Como grande parte dos avanços no entendimento dos efeitos do
uso de substâncias foi alcançada por estudos pré-clínicos utilizando modelos
animais, Amanda e seus colegas optaram por modelos que reproduzem respostas
comportamentais ao uso de drogas de abuso: a preferência condicionada ao lugar
(que mede o tempo de permanência do animal no ambiente em que foi exposto à
droga de abuso) e a sensibilização locomotora (que avalia o aumento da
atividade locomotora após o uso repetido da droga).
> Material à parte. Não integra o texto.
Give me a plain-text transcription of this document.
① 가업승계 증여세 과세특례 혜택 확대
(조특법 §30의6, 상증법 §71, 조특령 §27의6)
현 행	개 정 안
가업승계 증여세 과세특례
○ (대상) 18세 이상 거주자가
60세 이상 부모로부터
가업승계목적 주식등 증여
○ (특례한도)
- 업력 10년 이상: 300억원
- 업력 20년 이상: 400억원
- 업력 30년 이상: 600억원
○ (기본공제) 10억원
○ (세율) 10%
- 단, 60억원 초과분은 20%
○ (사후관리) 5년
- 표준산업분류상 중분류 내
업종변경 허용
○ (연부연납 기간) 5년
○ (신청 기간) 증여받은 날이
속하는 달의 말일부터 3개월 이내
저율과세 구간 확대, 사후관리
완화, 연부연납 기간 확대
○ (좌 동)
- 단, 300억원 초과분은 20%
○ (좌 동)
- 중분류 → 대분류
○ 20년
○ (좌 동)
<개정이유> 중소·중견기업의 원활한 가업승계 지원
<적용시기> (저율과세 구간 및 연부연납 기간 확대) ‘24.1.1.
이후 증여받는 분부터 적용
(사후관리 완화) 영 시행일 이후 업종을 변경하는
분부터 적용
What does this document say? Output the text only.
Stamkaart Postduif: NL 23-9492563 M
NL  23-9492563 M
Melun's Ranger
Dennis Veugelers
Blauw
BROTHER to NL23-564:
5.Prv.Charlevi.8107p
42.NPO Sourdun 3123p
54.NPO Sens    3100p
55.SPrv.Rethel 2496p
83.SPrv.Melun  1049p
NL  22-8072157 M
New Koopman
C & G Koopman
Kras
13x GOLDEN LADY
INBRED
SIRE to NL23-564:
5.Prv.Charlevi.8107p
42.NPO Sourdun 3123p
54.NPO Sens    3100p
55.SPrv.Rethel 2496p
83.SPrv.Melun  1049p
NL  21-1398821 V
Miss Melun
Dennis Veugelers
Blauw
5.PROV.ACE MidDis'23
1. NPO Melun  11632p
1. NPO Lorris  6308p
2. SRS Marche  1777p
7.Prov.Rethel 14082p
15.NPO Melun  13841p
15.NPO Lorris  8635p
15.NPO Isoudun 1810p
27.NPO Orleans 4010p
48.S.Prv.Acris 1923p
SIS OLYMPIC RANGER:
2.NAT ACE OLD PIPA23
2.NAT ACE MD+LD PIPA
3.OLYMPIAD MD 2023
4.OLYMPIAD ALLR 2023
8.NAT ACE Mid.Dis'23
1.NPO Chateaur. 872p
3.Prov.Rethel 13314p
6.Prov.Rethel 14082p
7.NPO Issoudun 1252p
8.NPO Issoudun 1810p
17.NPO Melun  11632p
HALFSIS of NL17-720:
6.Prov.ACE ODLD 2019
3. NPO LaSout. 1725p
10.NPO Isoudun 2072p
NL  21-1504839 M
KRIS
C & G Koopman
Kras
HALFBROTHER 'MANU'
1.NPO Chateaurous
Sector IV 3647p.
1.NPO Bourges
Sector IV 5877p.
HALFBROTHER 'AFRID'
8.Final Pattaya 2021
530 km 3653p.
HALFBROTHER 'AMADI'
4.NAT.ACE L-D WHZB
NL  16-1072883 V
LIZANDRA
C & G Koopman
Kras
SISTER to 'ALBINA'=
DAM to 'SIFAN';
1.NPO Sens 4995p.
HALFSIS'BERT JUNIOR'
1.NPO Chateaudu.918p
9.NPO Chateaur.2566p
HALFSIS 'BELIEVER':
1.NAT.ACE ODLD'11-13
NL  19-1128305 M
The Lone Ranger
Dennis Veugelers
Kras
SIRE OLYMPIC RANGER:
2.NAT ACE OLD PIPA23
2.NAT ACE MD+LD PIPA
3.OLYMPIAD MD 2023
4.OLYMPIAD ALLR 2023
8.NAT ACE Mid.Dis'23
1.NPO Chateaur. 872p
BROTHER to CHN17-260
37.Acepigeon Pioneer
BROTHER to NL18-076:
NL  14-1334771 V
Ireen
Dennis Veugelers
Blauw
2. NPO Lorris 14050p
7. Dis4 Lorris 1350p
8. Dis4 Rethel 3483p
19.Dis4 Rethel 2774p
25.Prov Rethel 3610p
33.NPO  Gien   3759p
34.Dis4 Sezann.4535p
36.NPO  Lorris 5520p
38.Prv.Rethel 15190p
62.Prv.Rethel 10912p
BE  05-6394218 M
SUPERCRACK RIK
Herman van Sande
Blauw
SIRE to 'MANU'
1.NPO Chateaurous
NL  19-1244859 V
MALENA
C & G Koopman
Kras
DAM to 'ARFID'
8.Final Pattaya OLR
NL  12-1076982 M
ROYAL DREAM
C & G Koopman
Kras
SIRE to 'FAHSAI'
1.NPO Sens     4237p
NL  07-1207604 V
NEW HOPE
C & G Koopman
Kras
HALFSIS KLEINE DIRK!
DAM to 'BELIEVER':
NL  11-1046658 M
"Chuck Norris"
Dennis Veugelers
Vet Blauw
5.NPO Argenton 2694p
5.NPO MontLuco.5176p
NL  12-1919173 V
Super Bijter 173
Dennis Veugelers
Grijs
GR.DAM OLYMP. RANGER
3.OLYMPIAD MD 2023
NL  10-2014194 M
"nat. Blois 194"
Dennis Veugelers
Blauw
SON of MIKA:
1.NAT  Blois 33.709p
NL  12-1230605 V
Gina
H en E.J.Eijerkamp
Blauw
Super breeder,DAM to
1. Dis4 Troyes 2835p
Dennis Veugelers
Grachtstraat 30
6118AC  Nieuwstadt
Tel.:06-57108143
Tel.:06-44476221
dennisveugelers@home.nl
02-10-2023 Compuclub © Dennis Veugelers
Após os tratamentos com a doxiciclina, os pesquisadores
observaram que houve redução da preferência condicionada ao lugar induzida pela
morfina, atenuando seus efeitos recompensadores, sem que, na dose testada,
houvesse alteração do efeito analgésico benéfico da morfina. “Resultado
semelhante foi observado com a doxiciclina em animais condicionados ao lugar
com a cocaína”, pontua a pesquisadora, informando que a doxiciclina também
“preveniu a hiperlocomoção e a sensibilização locomotora em animais tratados
com cocaína”.
Para Amanda Sales, os resultados do estudo têm grande
impacto, já que o transtorno por uso de substâncias “representa um desafio
global à saúde pública, com a necessidade urgente de tratamentos mais
eficazes”. Nessa condição, o indivíduo é incapaz de interromper o uso
compulsivo dessas substâncias potencialmente abusivas, como psicoestimulantes,
álcool e drogas ilícitas, com “prejuízos cognitivos, afetivos e de
personalidade, além de problemas legais, sociais, familiares e disfunções
clinicamente significativas”, acrescenta.